Jerusalem (dpa/nd). »Israel und Deutschland sind enger verbunden als jemals zuvor«, sagte Gauck am Dienstag beim Empfang durch seinen israelischen Amtskollegen Schimon Peres in Jerusalem. Israel müsse in Frieden und in gesicherten Grenzen leben können, erklärte der Bundespräsident in einem Interview der Zeitung »Haaretz«. Beunruhigt zeigte sich Gauck über das mögliche iranische Atomwaffenprogramm. »Dies ist eine Bedrohung nicht nur für Israel, sondern eine potenzielle Gefahr auch für Europa. Verhandlungen müssen konkrete Ergebnisse bringen«, forderte Gauck. Zugleich verwies er auf die Verantwortung Deutschlands für Israel: »Das Eintreten für die Sicherheit und das Existenzrecht Israels ist für die deutsche Politik bestimmend.«

Auch der »arabische Frühling« gebe Anlass zu Sorge. »Ich verstehe Israels Ängste, da bisher unklar ist, ob die Revolten in den arabischen Ländern von Dauer sein und welche Richtung sie nehmen werden«, zitierte die Zeitung »Times of Israel« Joachim Gauck.
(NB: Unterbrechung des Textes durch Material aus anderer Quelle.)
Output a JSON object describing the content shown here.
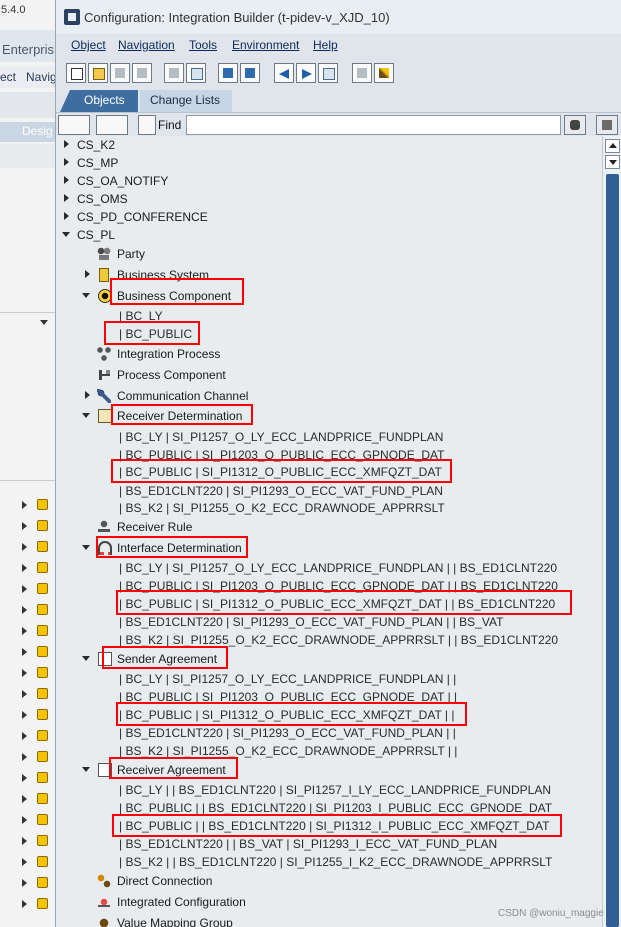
{
  "background_window": {
    "version_fragment": "5.4.0",
    "title_fragment": "Enterpris",
    "menu_fragments": [
      "ect",
      "Navig"
    ],
    "tab_fragment": "Desig"
  },
  "window": {
    "title": "Configuration: Integration Builder (t-pidev-v_XJD_10)"
  },
  "menu": {
    "items": [
      "Object",
      "Navigation",
      "Tools",
      "Environment",
      "Help"
    ]
  },
  "tabs": {
    "objects": "Objects",
    "change_lists": "Change Lists"
  },
  "find": {
    "label": "Find",
    "value": ""
  },
  "tree": {
    "top_nodes": [
      "CS_K2",
      "CS_MP",
      "CS_OA_NOTIFY",
      "CS_OMS",
      "CS_PD_CONFERENCE",
      "CS_PL"
    ],
    "categories": {
      "party": "Party",
      "business_system": "Business System",
      "business_component": "Business Component",
      "integration_process": "Integration Process",
      "process_component": "Process Component",
      "communication_channel": "Communication Channel",
      "receiver_determination": "Receiver Determination",
      "receiver_rule": "Receiver Rule",
      "interface_determination": "Interface Determination",
      "sender_agreement": "Sender Agreement",
      "receiver_agreement": "Receiver Agreement",
      "direct_connection": "Direct Connection",
      "integrated_configuration": "Integrated Configuration",
      "value_mapping_group": "Value Mapping Group"
    },
    "business_components": [
      "| BC_LY",
      "| BC_PUBLIC"
    ],
    "receiver_determinations": [
      "| BC_LY | SI_PI1257_O_LY_ECC_LANDPRICE_FUNDPLAN",
      "| BC_PUBLIC | SI_PI1203_O_PUBLIC_ECC_GPNODE_DAT",
      "| BC_PUBLIC | SI_PI1312_O_PUBLIC_ECC_XMFQZT_DAT",
      "| BS_ED1CLNT220 | SI_PI1293_O_ECC_VAT_FUND_PLAN",
      "| BS_K2 | SI_PI1255_O_K2_ECC_DRAWNODE_APPRRSLT"
    ],
    "interface_determinations": [
      "| BC_LY | SI_PI1257_O_LY_ECC_LANDPRICE_FUNDPLAN | | BS_ED1CLNT220",
      "| BC_PUBLIC | SI_PI1203_O_PUBLIC_ECC_GPNODE_DAT | | BS_ED1CLNT220",
      "| BC_PUBLIC | SI_PI1312_O_PUBLIC_ECC_XMFQZT_DAT | | BS_ED1CLNT220",
      "| BS_ED1CLNT220 | SI_PI1293_O_ECC_VAT_FUND_PLAN | | BS_VAT",
      "| BS_K2 | SI_PI1255_O_K2_ECC_DRAWNODE_APPRRSLT | | BS_ED1CLNT220"
    ],
    "sender_agreements": [
      "| BC_LY | SI_PI1257_O_LY_ECC_LANDPRICE_FUNDPLAN | |",
      "| BC_PUBLIC | SI_PI1203_O_PUBLIC_ECC_GPNODE_DAT | |",
      "| BC_PUBLIC | SI_PI1312_O_PUBLIC_ECC_XMFQZT_DAT | |",
      "| BS_ED1CLNT220 | SI_PI1293_O_ECC_VAT_FUND_PLAN | |",
      "| BS_K2 | SI_PI1255_O_K2_ECC_DRAWNODE_APPRRSLT | |"
    ],
    "receiver_agreements": [
      "| BC_LY | | BS_ED1CLNT220 | SI_PI1257_I_LY_ECC_LANDPRICE_FUNDPLAN",
      "| BC_PUBLIC | | BS_ED1CLNT220 | SI_PI1203_I_PUBLIC_ECC_GPNODE_DAT",
      "| BC_PUBLIC | | BS_ED1CLNT220 | SI_PI1312_I_PUBLIC_ECC_XMFQZT_DAT",
      "| BS_ED1CLNT220 | | BS_VAT | SI_PI1293_I_ECC_VAT_FUND_PLAN",
      "| BS_K2 | | BS_ED1CLNT220 | SI_PI1255_I_K2_ECC_DRAWNODE_APPRRSLT"
    ]
  },
  "highlight_color": "#ff0000",
  "accent_color": "#3e6e9f",
  "watermark": "CSDN @woniu_maggie"
}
Trotz seiner Feststellung, dass beide Länder enger denn je verbunden seien, äußerte sich der Bundespräsident auch besorgt über eine immer kritischere Haltung vieler Deutscher zu Israel. »Ohne Umfragen überzubewerten: Als Freund Israels besorgen mich die Ergebnisse dennoch«, antwortete er der Zeitung »Haaretz« auf eine Frage nach dem sinkenden Ansehen Israels in Deutschland. Eine Erhebung hatte kürzlich ergeben, dass 70 Prozent der Deutschen Israel vorwerfen, seine Interessen ohne Rücksicht auf andere Völker zu verfolgen und 59 Prozent die israelische Politik für aggressiv halten.

Die Äußerungen von Literaturnobelpreisträger Günter Grass, Israel bedrohe den Weltfrieden, bezeichnete Gauck als dessen persönliche Meinung. Sie entspreche jedoch nicht der deutschen Politik. »Wir treten dafür ein, dass Israel in Frieden und in gesicherten Grenzen leben kann«, betonte Gauck. Dafür sei die Zwei-Staaten-Lösung und die Berücksichtigung der »berechtigten Anliegen des palästinensischen Volkes« entscheidend.

Gauck legte einen Kranz am Grab von Theodor Herzl, des Begründers des modernen Zionismus, nieder. Zudem besuchte er die Holocaust-Gedenkstätte Yad Vashem. »Vergiss nicht, niemals, und steh zu dem Land, das hier derer gedenkt, die nicht leben durften«, schrieb er in das Gästebuch. Außerdem stand ein Treffen mit Überlebenden und Hinterbliebenen des Attentats auf israelische Sportler bei den Olympischen Spielen 1972 in München auf dem Programm.

Zum Abschluss der Reise wird Gauck heute auch die palästinensischen Gebiete besuchen. Die Visite in Israel ist der erste offizielle Staatsbesuch seiner Amtszeit und die erste Reise als Bundespräsident in ein außereuropäisches Land.